Подобным же образом обсуждаются Бродским парадигматические отношения «биографическое – индивидуально-творческое – традиционное» в поэзии Фроста. Уже в самом начале эссе «О скорби и разуме» отмечается несущественность «биографического материала… для анализа произведения искусства» [4, с.182], ибо Бродский считал, что биография поэта дана его творчеством. Речь снова идёт о литературной позиции, её экзистенциальном качестве. В рассматриваемом случае такое противопоставление биографического и творческого является важным смыслообразующим принципом критики. На основании биографических фактов, образа жизни и тематики творчества Фроста часто рассматривали «как поэта деревни, сельской местности – грубоватый остряк в народном духе, старый джентльмен-фермер, в целом с позитивным взглядом на мир. Короче, такой же американский, как яблочный пирог». Сам Фрост способствовал созданию именно такого своего образа. Однако аналитическое рассмотрение способно преодолеть ограниченность тематической оценки: «Он действительно был американским поэтом по самой своей сути, однако нам следует выяснить, из чего эта суть состоит и что означает термин «американский» применительно к поэзии и, возможно, вообще» [4, с.183].
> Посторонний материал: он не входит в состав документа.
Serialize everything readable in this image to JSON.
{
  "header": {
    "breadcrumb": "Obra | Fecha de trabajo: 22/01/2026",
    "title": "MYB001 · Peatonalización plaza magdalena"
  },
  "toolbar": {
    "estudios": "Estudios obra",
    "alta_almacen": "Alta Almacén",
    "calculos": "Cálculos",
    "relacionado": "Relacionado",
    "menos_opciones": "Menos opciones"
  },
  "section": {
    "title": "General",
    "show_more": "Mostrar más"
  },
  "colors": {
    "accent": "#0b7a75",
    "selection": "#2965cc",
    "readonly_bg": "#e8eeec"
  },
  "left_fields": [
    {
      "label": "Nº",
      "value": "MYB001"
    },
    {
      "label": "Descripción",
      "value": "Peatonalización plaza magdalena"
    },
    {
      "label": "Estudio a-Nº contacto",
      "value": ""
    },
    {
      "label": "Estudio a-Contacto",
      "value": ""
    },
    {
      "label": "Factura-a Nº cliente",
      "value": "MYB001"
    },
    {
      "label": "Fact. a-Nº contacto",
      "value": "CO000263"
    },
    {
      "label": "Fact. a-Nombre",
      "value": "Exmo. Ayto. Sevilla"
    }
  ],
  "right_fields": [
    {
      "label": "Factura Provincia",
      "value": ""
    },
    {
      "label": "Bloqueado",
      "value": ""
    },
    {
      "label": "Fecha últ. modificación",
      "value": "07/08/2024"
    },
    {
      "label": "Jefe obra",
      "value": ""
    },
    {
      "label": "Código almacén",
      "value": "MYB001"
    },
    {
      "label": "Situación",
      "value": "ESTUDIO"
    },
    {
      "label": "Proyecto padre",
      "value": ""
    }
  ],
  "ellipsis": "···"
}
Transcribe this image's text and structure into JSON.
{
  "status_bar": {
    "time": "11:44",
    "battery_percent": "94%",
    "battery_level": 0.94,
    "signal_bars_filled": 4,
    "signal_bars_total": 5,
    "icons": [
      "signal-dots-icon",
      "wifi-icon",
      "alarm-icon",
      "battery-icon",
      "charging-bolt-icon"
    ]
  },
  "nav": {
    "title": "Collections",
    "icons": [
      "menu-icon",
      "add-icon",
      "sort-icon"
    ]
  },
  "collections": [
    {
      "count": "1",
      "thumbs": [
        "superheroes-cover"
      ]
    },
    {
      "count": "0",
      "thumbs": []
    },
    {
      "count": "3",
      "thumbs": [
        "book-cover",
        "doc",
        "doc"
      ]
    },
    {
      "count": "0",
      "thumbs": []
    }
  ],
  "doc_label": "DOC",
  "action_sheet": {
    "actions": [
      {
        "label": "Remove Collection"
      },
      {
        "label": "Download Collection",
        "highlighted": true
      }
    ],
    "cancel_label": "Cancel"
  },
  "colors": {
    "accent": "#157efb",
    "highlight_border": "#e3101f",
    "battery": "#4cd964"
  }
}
Биографическое и творческое, по Бродскому, не связаны непосредственно. «Фрост – фигура невероятно трагическая» [1, с.103], — это оценка обстоятельств внешней жизни поэта (семья, любовь, утраты – нравственно-психологическое напряжение). Но: «…Фроста нельзя назвать трагическим поэтом», потому что он «совершенно не связан с романтизмом» [1, с.101]. «Фрост ощущает изолированность своего существования. <…> Невероятный индивидуализм, да? Но индивидуализм не в его романтическом европейском варианте, не как отказ от общества… Это осознание, что надеяться не на кого, кроме как на самого себя» [1, с.102]. «Излить душу» в риторически-казённых формулах, всеобщих выражениях отчаяния, «выплеснуть себя на рояль» – это проявление слабости, которую позволяет преодолеть внутренняя энергия «недоговоренности». Это свойство англоязычной поэзии достигает у Фроста наивысшего воплощения.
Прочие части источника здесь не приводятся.